Leaflet 'warns' TA voters that more pullouts will lead to religious neighbors.
By JERUSALEM POST STAFF
The National Union-National Religious Party coalition, a political bloc identified with the settler movement, has turned to using self-deprecating humor to try to rally young, secular Israelis to oppose possible future withdrawals from West Bank settlements.
Activists from the parties fanned out through pubs in trendy Tel Aviv suburbs - traditional bastions of secular and left-wing voters - in recent days passing out postcards of bearded settlers in yarmulkes, with the caption, "Do you want him to be your neighbor?"
The campaign sought to fan fears among secular Israelis that if the settlers are forced to relocate, the middle classes of Tel Aviv could find themselves living beside devoutly religious families with large numbers of children.
Last summer's pullout uprooted more than 8,000 settlers - mostly religious - from their Gaza and Samaria homes.

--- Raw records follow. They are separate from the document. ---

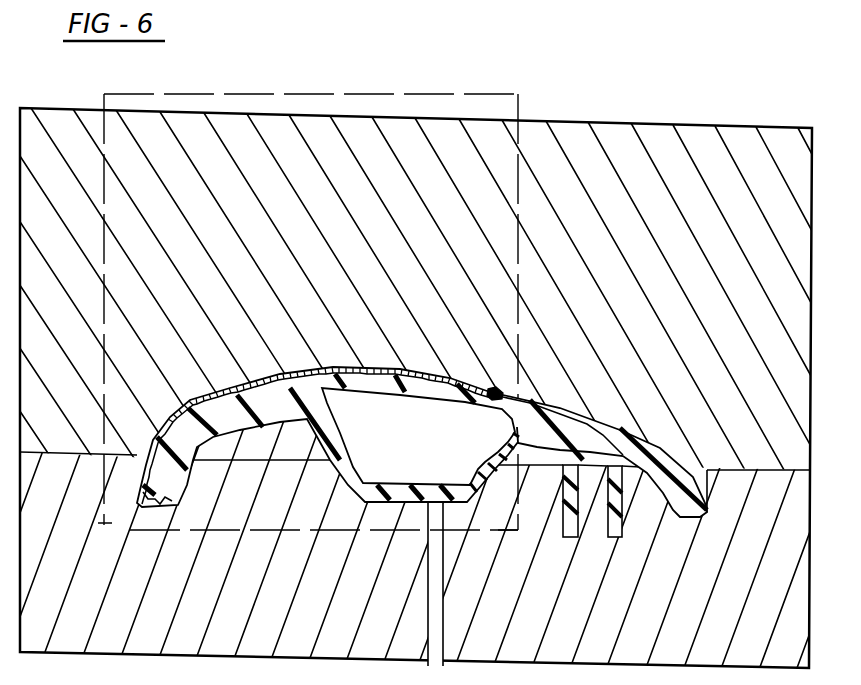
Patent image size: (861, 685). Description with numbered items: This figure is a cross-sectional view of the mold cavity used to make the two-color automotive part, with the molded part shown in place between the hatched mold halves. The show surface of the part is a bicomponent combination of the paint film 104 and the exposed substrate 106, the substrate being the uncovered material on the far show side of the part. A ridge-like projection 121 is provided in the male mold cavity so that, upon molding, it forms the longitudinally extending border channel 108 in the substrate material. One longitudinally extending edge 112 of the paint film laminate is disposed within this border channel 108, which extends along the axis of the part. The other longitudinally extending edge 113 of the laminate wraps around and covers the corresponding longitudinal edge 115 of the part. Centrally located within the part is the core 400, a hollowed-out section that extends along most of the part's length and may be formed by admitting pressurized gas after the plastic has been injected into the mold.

The paint film 104 is at (215, 378).
The exposed substrate 106 is at (613, 433).
The border channel 108 is at (545, 403).
The longitudinally extending edge 112 is at (498, 390).
The other longitudinally extending edge 113 is at (143, 505).
The longitudinal edge of the part 115 is at (172, 504).
The ridge-like projection 121 is at (497, 394).
The core 400 is at (433, 447).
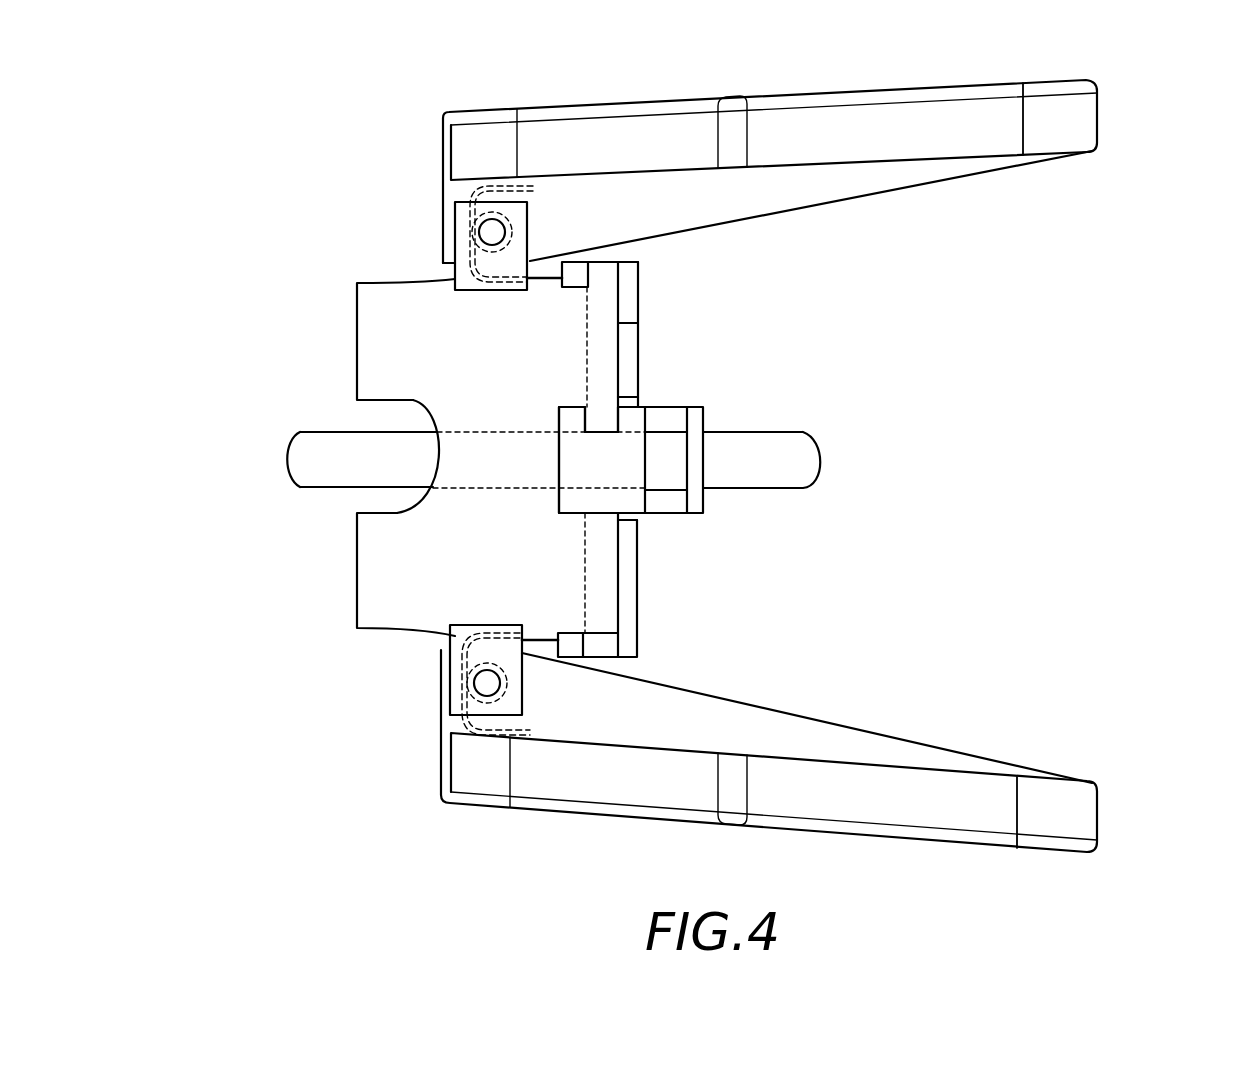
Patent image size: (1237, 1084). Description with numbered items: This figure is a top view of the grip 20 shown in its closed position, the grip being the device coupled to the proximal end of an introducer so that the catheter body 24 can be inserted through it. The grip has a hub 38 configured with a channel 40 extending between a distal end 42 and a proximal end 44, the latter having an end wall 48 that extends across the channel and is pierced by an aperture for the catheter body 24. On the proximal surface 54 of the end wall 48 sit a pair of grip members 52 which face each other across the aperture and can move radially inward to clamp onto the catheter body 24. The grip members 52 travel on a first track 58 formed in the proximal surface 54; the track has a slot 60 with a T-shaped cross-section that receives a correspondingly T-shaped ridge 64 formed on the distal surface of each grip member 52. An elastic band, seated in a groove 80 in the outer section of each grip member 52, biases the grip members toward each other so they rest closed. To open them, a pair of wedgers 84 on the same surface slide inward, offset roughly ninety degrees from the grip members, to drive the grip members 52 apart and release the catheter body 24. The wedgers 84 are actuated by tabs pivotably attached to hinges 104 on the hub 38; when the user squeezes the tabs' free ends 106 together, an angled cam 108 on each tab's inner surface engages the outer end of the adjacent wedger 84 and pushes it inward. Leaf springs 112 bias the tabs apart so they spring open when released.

The grip 20 is at (312, 340).
The catheter body 24 is at (338, 447).
The hub 38 is at (420, 338).
The channel 40 is at (382, 500).
The distal end 42 is at (352, 588).
The proximal end 44 is at (603, 375).
The end wall 48 is at (602, 612).
The grip members 52 is at (577, 475).
The proximal surface 54 is at (628, 323).
The first track 58 is at (560, 447).
The slot 60 is at (557, 465).
The ridge 64 is at (572, 417).
The groove 80 is at (668, 457).
The wedgers 84 is at (628, 275).
The hinges 104 is at (487, 232).
The free ends 106 is at (1080, 118).
The cam 108 is at (818, 187).
The leaf springs 112 is at (473, 193).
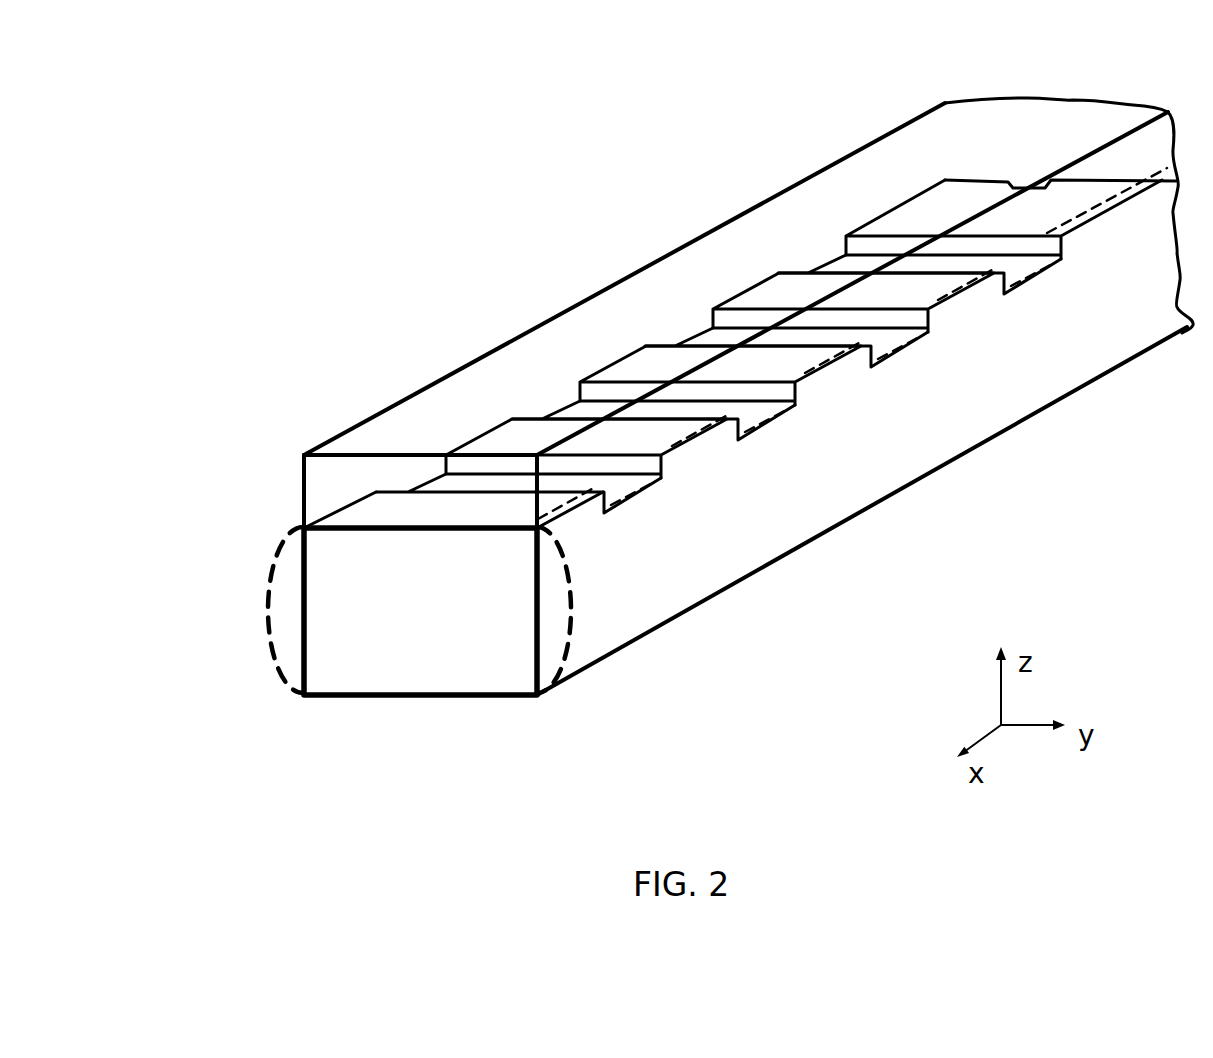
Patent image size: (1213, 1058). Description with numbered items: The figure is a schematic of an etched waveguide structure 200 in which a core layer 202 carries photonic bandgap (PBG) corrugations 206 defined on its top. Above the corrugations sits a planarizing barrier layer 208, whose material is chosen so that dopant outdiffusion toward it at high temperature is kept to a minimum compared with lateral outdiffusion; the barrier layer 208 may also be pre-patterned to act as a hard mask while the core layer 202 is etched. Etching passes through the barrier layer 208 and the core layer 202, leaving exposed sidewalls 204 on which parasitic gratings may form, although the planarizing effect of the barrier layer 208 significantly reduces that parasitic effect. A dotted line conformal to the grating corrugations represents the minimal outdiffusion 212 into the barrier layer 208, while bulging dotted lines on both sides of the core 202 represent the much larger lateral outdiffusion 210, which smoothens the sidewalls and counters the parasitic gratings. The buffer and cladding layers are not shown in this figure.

The etched waveguide structure 200 is at (226, 138).
The core layer 202 is at (441, 640).
The exposed sidewalls 204 is at (1015, 373).
The PBG corrugations 206 is at (865, 263).
The planarizing barrier layer 208 is at (578, 328).
The lateral outdiffusion 210 is at (268, 662).
The outdiffusion 212 is at (707, 424).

National Union legislator Aryeh Eldad told Army Radio the cards were distributed around the wealthy suburb of Herzliya in recent days.
Bar patrons interviewed by the radio accused the campaign's sponsors, Eldad's National Union and the allied National Religious Party, of trying to drive a wedge between the settlers and middle-of-the road urban, secular Israelis.
Eldad said the cards were meant to be a humorous attempt to win votes for the March 28 election from a new demographic, and critics were missing the joke.
"People in Tel Aviv are well-known for their sense of humor, but they really didn't get the self-irony here," he said. "How can you interpret it as anything other than a joke?"